The Houston metropolitan area added more than 130,000 residents between July 1, 2007 and July 1, 2008, the second-highest number in the country after Dallas-Fort Worth, the bureau said. Among counties, Harris County added more than 72,000 people, trailing only Maricopa County, Ariz., in growth in sheer numbers.
In percentage terms, the Austin-Round Rock metropolitan area posted 3.8 percent growth, the nation’s second-highest behind Raleigh-Cary, N.C., with 4.3 percent.
Four Texas counties, all in the Austin or Dallas-Fort Worth areas, were among the top 10 in growth rates. Fort Bend County ranked 14th with 4.8 percent growth.
This would be why Texas is getting at least three more Congressional seats in 2011, and why those seats will be going to the Metroplex, Central Texas, and here.
Jobs were the key to the Texas population gains, said Karl Eschbach, the state demographer.
“The particular edge that metro Texas had is that places like Houston were adding jobs at the beginning of the year when most of the rest of the country had slowed or stopped job creation, so Texas employers had a window where they were hiring while others elsewhere were laying off,” Eschbach said.
In 2008, Eschbach said, Texas was one of only six U.S. states, along with the District of Columbia, that experienced job growth.
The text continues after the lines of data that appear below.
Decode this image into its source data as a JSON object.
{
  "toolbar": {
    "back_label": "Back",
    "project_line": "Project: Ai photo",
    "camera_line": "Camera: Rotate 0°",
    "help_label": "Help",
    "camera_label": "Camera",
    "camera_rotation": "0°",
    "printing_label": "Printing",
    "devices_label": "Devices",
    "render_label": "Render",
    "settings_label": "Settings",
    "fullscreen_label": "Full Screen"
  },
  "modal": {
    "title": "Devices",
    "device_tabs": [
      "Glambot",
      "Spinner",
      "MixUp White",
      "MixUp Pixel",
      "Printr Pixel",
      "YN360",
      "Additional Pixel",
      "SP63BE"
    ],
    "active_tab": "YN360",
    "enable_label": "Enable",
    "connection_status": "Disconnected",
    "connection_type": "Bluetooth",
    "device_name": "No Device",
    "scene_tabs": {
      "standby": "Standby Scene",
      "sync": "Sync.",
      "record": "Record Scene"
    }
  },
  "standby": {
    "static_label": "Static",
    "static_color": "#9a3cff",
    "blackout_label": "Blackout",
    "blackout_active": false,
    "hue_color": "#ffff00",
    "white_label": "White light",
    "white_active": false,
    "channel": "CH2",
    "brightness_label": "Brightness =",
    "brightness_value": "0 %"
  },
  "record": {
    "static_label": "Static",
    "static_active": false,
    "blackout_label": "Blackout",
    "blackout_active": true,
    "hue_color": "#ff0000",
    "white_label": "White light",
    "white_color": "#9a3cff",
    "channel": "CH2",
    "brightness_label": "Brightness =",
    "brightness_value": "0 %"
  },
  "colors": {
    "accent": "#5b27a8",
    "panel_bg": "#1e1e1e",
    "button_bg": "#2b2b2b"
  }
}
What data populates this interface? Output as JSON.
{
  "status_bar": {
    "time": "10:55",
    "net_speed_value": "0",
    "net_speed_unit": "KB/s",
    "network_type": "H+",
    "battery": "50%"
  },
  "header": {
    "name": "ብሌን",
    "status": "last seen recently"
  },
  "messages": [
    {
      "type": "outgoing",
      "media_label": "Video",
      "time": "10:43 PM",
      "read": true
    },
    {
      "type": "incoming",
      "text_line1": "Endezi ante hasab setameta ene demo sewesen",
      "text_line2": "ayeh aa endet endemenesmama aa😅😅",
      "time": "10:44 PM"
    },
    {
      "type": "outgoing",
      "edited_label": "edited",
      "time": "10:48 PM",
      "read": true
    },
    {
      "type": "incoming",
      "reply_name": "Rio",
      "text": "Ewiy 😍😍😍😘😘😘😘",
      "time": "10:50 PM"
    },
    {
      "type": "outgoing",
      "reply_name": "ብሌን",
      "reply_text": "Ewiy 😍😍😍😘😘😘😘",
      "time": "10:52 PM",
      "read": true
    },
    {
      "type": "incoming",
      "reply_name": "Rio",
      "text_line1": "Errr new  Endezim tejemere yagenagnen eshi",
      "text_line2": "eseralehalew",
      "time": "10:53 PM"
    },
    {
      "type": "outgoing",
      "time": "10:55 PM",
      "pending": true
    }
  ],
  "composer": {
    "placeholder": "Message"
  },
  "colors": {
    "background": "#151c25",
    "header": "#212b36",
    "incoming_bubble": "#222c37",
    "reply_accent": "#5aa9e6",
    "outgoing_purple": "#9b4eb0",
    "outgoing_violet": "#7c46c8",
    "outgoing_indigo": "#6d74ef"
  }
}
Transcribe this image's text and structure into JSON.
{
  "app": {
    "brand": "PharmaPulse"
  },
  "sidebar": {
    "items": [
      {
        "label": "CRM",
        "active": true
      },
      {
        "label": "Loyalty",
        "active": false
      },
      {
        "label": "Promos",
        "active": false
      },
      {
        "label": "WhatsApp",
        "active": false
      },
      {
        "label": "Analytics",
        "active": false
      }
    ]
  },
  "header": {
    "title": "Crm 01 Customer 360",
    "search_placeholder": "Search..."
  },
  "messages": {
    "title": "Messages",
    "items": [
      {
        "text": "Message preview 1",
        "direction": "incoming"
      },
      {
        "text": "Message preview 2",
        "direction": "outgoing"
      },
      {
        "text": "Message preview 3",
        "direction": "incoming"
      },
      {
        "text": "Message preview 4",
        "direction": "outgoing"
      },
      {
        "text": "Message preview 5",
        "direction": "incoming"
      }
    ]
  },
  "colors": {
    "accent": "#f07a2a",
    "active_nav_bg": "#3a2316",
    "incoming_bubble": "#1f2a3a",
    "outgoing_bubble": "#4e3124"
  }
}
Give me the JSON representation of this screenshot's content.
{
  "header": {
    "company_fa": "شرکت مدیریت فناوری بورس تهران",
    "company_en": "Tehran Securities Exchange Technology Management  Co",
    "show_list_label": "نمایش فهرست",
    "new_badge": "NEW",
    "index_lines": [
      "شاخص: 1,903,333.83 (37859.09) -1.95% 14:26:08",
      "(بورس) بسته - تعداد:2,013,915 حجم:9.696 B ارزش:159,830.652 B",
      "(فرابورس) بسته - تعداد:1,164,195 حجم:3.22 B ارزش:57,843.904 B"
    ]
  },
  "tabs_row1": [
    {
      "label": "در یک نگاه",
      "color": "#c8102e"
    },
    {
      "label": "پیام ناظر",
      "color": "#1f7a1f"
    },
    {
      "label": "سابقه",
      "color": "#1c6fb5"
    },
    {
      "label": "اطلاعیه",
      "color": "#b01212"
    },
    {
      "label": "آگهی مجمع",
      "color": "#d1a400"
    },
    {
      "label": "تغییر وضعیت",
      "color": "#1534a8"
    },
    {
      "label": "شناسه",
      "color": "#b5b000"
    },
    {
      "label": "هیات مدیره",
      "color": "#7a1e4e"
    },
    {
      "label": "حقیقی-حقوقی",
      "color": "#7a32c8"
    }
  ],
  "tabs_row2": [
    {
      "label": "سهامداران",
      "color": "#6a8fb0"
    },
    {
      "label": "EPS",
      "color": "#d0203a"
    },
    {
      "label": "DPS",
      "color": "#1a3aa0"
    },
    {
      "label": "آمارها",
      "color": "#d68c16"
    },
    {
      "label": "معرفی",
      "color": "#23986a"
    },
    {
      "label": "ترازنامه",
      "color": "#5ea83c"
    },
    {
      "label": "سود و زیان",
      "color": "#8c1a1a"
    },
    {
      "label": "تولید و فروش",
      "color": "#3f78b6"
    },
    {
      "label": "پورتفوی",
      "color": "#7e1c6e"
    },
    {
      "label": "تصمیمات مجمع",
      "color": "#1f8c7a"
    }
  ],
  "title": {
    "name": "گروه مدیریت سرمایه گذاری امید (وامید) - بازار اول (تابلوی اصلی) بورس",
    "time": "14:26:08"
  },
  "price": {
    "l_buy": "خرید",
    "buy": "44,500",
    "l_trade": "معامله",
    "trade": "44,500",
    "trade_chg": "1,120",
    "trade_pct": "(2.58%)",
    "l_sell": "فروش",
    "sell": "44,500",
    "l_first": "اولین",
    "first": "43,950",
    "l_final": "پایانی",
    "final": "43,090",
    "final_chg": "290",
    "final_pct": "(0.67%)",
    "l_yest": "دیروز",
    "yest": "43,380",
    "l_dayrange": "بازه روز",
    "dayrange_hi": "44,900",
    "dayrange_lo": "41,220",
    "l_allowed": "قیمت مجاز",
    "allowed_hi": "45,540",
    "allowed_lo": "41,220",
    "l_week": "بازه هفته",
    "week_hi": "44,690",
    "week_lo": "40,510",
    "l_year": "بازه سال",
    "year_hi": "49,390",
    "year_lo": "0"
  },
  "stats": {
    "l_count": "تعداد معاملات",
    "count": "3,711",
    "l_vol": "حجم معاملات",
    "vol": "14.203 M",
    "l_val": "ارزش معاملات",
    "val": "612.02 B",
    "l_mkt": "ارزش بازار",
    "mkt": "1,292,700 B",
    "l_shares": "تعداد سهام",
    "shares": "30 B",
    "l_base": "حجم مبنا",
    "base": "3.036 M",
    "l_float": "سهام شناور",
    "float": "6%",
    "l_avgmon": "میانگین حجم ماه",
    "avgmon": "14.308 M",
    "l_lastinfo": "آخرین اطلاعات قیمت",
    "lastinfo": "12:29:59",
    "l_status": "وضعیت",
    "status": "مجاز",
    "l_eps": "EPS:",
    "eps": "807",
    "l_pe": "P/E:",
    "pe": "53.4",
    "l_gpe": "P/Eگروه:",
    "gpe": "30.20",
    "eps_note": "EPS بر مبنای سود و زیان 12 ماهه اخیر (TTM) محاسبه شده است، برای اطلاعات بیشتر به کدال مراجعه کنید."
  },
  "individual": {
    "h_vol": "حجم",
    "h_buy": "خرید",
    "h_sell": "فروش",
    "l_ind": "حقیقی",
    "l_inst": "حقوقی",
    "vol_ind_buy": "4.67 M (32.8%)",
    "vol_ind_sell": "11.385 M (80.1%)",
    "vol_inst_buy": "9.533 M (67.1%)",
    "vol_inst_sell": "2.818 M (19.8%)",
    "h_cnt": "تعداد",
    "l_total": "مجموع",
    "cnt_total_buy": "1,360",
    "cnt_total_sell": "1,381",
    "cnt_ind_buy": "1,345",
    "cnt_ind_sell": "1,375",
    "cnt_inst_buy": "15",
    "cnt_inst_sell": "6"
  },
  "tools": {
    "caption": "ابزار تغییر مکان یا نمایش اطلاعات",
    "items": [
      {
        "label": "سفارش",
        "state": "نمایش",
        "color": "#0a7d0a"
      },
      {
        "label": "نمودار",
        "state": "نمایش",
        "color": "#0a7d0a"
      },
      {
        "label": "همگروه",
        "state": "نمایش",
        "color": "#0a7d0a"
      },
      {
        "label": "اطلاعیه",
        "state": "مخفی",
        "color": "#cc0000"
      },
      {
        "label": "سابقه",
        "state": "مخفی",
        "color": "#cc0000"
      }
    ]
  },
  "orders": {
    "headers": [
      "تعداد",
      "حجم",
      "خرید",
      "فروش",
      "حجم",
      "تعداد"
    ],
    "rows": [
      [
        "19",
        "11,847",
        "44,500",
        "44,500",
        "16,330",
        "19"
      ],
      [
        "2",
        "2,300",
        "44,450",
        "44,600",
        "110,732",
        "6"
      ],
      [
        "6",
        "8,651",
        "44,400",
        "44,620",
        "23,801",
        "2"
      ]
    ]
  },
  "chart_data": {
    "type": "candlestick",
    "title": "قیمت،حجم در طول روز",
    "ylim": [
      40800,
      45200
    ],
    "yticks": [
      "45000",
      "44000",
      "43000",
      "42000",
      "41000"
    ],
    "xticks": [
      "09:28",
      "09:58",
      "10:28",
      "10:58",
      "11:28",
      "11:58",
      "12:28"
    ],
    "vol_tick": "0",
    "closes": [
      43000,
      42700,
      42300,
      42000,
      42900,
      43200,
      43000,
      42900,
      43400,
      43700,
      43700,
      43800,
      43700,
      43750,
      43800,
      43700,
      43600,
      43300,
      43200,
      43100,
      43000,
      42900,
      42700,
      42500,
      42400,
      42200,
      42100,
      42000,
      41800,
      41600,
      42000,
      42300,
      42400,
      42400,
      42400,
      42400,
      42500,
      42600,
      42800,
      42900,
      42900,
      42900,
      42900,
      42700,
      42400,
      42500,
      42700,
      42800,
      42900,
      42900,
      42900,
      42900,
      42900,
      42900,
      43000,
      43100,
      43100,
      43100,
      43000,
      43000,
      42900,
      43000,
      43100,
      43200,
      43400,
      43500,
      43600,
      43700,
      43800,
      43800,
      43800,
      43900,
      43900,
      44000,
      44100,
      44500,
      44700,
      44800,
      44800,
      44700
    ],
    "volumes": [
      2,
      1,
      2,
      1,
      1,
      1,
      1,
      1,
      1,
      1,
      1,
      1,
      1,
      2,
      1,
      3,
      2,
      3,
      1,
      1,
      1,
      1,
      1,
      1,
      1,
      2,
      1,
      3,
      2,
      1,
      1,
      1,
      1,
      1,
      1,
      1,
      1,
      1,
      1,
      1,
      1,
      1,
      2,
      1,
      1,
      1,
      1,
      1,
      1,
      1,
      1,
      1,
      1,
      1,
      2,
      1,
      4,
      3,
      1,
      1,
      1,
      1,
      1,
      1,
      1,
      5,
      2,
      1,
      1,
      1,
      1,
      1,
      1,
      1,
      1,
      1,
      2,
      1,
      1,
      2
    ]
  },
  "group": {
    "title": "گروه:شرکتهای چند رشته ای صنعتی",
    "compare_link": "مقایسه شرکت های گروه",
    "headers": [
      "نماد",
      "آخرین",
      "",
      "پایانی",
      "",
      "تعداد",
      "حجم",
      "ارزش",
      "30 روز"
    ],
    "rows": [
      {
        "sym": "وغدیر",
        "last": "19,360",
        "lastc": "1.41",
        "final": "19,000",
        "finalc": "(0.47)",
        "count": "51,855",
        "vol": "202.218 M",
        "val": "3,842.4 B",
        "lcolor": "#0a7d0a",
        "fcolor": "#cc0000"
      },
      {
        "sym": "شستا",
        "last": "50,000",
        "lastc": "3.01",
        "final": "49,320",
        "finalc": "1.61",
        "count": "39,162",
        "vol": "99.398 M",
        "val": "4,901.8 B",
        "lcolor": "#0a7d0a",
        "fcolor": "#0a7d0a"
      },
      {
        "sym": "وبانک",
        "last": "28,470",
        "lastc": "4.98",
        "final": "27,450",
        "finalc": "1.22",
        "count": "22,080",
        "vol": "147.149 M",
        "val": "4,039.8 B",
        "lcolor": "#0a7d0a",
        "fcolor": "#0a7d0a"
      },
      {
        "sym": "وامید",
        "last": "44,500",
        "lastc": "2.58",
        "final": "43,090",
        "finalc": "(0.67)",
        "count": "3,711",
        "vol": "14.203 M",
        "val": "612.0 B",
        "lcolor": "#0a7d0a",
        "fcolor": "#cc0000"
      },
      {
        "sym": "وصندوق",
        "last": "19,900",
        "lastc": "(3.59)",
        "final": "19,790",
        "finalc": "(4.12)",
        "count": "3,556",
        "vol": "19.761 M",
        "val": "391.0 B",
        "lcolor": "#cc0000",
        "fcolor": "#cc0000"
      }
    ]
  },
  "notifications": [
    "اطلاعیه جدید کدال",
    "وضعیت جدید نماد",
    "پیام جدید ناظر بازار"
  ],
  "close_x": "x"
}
The other states that added jobs were far less populous.
But Bureau of Labor Statistics data show that jobs in Texas have begun to contract this year, making expected population trends for Texas metropolitan areas less clear, he said. While natural increase — births minus deaths — likely will remain stable, it’s possible that migration into Texas from other countries and states will decline as the state’s attraction as a job center diminishes, Eschbach said.
“Population movement occurs because of job creation; that’s not the only thing, but it’s the big thing,” he said. “When there are no jobs available anywhere, why move?”
The economy here is a lot more diverse than it once was, but I have a feeling that until the energy industry rebounds, we’ll fall back to the pack a bit. It’ll be interesting to see how that affects the population growth rate in the interim.